In viaggio tra Addis Abeba e Juba. Sotto l’aereo a eliche, le nuvole. Sotto le nuvole vedo il verde del Sud Sudan nella stagione delle piogge, attraversato da serpenti marroni, rossicci. Strade, penso. Poi invece si capisce dalla traccia curvilinea che sono fiumi. Una strada forse l’avrebbero tracciata più dritta, per raggiungere prima la destinazione. Io rientro a Juba e più ci avviciniamo più il sorriso si allarga. Che posto il Sud Sudan. E’ Africa, e in Africa c’è posto per tutto. Anche – e sempre di più – per la guerra: al nord si combatte ancora e forse più di prima. Bentiu l’hanno presa i ribelli la settimana scorsa. Ora sono di nuovo le truppe governative che si fanno sotto.

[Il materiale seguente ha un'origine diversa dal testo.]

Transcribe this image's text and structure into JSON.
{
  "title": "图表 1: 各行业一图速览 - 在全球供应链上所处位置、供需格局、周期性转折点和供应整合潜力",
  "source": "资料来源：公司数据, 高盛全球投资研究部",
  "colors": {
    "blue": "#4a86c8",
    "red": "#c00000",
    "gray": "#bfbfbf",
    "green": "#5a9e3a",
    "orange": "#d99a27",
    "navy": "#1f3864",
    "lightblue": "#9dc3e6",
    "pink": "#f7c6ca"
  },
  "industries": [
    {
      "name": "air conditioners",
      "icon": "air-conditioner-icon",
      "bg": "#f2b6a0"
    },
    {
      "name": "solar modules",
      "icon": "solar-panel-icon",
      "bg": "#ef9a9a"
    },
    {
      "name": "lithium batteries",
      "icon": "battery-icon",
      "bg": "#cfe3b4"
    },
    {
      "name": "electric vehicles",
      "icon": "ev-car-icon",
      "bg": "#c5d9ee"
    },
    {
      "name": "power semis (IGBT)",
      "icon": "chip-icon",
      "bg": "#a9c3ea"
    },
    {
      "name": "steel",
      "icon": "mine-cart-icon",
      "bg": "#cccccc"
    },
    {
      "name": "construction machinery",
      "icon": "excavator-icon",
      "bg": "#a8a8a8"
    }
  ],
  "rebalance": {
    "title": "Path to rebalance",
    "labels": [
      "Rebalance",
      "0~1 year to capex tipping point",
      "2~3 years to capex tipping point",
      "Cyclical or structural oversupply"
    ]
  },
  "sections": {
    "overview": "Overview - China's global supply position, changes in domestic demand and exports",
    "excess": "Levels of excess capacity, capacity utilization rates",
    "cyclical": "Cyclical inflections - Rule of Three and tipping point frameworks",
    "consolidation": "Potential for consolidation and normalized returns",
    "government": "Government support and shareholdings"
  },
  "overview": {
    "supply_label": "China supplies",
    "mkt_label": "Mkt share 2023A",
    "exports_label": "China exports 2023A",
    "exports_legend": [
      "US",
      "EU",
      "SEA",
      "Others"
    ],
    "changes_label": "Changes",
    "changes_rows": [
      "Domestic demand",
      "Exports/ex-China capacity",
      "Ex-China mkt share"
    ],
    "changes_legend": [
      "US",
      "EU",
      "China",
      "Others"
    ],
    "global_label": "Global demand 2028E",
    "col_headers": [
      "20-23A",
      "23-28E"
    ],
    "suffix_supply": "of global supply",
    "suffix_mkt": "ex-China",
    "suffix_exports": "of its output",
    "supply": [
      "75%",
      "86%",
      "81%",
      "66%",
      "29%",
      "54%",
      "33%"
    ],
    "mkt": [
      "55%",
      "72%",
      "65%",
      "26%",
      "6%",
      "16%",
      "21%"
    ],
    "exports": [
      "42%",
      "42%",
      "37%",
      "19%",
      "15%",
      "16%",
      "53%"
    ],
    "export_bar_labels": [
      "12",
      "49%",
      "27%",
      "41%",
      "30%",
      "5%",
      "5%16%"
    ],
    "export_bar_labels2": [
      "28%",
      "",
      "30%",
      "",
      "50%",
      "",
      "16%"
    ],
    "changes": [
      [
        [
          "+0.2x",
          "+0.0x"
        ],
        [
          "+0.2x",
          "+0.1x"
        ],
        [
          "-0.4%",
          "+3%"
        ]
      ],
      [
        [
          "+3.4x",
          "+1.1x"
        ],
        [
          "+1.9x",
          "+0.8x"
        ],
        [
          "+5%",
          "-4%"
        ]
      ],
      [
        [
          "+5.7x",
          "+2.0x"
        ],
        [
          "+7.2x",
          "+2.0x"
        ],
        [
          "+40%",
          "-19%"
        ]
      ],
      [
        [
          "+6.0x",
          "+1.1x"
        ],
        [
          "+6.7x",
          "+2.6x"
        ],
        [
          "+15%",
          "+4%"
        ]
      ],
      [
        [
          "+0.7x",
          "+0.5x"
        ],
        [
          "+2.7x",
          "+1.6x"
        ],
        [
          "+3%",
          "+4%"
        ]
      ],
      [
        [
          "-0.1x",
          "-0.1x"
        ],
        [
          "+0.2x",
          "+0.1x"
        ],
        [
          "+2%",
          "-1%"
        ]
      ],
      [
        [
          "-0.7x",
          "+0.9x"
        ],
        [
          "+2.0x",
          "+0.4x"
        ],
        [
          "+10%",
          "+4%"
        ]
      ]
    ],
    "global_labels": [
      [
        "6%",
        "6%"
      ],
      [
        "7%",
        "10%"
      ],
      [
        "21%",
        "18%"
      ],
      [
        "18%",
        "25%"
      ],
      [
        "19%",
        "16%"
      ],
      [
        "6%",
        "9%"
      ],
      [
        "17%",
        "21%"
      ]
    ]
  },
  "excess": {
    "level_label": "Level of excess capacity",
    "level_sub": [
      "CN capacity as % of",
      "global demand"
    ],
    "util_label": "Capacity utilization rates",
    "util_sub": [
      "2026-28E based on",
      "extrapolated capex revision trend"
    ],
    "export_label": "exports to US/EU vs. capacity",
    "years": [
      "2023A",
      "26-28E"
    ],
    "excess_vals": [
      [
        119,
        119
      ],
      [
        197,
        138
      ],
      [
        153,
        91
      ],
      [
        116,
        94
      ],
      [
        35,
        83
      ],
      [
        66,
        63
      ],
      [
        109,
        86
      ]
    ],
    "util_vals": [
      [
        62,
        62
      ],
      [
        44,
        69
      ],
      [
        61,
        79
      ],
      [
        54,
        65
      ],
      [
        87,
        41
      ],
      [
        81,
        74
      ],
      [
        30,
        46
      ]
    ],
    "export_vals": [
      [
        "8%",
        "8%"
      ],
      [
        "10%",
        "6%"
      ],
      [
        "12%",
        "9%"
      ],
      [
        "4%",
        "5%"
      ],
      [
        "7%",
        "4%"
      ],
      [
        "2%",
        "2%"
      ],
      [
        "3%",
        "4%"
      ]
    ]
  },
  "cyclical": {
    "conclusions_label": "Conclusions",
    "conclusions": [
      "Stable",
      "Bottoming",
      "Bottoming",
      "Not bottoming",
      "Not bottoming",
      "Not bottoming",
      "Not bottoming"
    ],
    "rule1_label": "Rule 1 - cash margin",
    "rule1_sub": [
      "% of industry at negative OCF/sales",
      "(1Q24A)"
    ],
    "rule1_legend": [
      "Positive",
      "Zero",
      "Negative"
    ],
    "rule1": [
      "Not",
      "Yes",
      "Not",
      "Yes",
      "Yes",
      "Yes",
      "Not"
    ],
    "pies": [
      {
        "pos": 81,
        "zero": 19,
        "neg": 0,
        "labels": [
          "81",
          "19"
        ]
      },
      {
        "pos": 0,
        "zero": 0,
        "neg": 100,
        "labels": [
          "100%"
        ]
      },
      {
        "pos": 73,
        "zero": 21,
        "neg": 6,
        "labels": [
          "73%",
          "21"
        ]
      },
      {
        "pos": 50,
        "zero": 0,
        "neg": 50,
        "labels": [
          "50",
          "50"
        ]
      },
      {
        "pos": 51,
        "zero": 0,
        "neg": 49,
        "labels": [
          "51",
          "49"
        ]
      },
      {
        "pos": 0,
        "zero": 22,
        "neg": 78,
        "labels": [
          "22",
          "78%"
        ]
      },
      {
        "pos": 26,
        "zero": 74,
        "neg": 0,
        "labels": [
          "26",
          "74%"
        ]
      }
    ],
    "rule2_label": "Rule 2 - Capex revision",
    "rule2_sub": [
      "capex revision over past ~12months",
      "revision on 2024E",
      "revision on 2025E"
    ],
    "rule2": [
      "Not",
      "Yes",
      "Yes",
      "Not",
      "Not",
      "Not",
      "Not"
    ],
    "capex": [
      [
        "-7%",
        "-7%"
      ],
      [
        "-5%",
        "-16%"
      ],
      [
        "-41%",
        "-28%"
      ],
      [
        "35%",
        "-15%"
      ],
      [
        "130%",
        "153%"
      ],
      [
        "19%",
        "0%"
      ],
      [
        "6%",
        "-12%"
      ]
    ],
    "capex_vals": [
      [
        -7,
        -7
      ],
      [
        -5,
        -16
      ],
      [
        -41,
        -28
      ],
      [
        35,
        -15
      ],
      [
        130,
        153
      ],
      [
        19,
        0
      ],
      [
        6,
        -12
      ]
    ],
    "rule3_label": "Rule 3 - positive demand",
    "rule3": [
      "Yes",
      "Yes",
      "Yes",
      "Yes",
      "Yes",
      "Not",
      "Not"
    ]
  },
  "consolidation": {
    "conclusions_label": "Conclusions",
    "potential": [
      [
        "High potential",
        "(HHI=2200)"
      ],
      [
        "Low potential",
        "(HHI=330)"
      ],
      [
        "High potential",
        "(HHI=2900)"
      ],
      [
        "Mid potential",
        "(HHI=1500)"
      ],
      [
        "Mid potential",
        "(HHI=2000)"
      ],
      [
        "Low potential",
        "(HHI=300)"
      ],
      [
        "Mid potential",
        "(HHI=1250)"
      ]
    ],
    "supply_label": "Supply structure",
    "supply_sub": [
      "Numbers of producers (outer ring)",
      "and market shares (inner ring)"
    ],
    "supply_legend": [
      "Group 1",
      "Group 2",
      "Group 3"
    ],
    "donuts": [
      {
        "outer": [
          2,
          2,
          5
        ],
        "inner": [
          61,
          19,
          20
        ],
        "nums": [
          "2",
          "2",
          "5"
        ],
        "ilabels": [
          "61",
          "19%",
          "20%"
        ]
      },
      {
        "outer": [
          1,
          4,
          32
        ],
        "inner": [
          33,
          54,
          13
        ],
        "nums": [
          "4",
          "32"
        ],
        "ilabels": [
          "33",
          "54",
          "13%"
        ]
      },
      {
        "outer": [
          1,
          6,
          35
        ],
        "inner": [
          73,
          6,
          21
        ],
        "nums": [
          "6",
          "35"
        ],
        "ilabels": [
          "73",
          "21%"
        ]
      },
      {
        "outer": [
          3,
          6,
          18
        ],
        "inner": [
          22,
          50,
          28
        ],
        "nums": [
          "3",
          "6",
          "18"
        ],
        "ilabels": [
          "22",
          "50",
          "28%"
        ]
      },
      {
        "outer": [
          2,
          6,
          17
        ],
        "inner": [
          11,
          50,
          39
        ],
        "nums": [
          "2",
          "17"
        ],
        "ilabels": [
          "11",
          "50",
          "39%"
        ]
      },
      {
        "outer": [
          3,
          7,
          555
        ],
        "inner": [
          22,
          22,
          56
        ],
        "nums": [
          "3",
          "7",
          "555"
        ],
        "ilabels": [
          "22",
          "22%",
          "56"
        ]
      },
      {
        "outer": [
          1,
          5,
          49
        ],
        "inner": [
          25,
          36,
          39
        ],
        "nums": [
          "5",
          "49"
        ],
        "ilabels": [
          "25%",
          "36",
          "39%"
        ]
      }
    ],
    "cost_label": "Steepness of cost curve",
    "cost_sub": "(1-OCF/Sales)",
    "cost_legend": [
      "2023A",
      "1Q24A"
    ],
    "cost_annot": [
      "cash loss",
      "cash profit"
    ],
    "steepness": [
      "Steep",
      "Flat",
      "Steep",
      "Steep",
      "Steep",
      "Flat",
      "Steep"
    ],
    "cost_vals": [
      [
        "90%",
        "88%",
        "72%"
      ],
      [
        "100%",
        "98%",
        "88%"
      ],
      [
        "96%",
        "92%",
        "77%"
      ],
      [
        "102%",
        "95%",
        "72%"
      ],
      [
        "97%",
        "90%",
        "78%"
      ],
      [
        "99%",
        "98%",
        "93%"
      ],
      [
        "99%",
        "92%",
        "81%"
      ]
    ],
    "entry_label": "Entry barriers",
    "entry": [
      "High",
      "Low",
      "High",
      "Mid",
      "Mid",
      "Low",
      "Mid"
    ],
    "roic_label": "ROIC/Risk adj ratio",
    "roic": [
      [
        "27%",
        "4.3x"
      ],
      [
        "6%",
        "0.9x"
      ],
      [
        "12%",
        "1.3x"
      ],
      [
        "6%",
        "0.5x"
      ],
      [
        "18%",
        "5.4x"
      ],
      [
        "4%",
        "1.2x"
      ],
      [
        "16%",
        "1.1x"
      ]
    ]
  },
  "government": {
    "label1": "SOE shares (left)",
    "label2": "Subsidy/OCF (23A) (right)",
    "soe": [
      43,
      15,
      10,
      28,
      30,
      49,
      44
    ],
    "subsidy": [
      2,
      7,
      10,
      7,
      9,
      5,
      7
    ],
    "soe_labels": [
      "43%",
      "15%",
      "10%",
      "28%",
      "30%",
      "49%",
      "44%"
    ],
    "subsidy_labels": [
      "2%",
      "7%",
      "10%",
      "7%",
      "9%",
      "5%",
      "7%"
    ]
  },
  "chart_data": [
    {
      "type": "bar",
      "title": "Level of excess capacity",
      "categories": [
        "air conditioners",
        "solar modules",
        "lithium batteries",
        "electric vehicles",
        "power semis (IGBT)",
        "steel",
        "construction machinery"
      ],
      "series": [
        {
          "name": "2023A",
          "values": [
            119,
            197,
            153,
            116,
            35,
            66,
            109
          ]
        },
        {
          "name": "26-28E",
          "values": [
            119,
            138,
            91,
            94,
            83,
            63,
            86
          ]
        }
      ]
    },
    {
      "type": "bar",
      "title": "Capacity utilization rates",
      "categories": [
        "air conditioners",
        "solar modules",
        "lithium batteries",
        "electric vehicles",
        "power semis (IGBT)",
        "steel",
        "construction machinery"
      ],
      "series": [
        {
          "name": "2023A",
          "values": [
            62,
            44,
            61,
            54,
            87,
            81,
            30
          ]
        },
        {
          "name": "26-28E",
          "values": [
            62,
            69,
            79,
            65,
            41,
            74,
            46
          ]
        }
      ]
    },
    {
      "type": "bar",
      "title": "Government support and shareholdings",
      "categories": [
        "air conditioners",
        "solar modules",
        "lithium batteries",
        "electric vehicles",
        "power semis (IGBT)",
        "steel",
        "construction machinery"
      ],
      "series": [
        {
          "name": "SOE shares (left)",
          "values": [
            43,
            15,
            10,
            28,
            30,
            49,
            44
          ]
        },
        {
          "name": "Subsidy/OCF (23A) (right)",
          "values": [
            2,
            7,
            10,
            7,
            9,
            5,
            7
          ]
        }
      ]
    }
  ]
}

Nassir, in Upper Nile, è il nuovo teatro di guerra. E Twic County, Warrap. Quest’ultima zona non di guerra, fino a due o tre settimane fa. La guerra negli stati petroliferi e ribelli oltrepassa i confini. Soprattutto facendo sfollati, gente che scappa che noi di AVSI insieme alle altre realtà presenti sul territorio ci prepariamo ad accogliere. Gente che si rifugia negli stati confinanti, dove non sembrano esser previsti aiuti. Tutto nelle zone in guerra, dove non si può andare e non si riesce a stare. Sappiamo di devastazioni e di nulla dopo i combattimenti. Un paradosso i fondi per l’emergenza umanitaria dove muovere un passo è la morte o la vita.
Ban-Ki – Moon ieri è arrivato a Juba. Nelle fotografie indossa una camicia quasi mimetica militare, color della terra. Qualche giorno fa anche il segretario di stato americano Kerry è stato qui. Ha provato a mettere i due elefanti seduti allo stesso tavolo. Ma nulla. Forse non vogliono mediazioni americane, non ne vogliono la presenza. Eppure un parente che sta negli USA ci racconta che la sua impresa di costruzioni verrà a costruire proprio qui. Durante questa guerra, forse anomala. O forse si tratta piuttosto di una scossa di assestamento. Il 2011 – con la nascita del Sud Sudan – è stato solo un primo passo. Forse solo le doglie. Si attende il parto.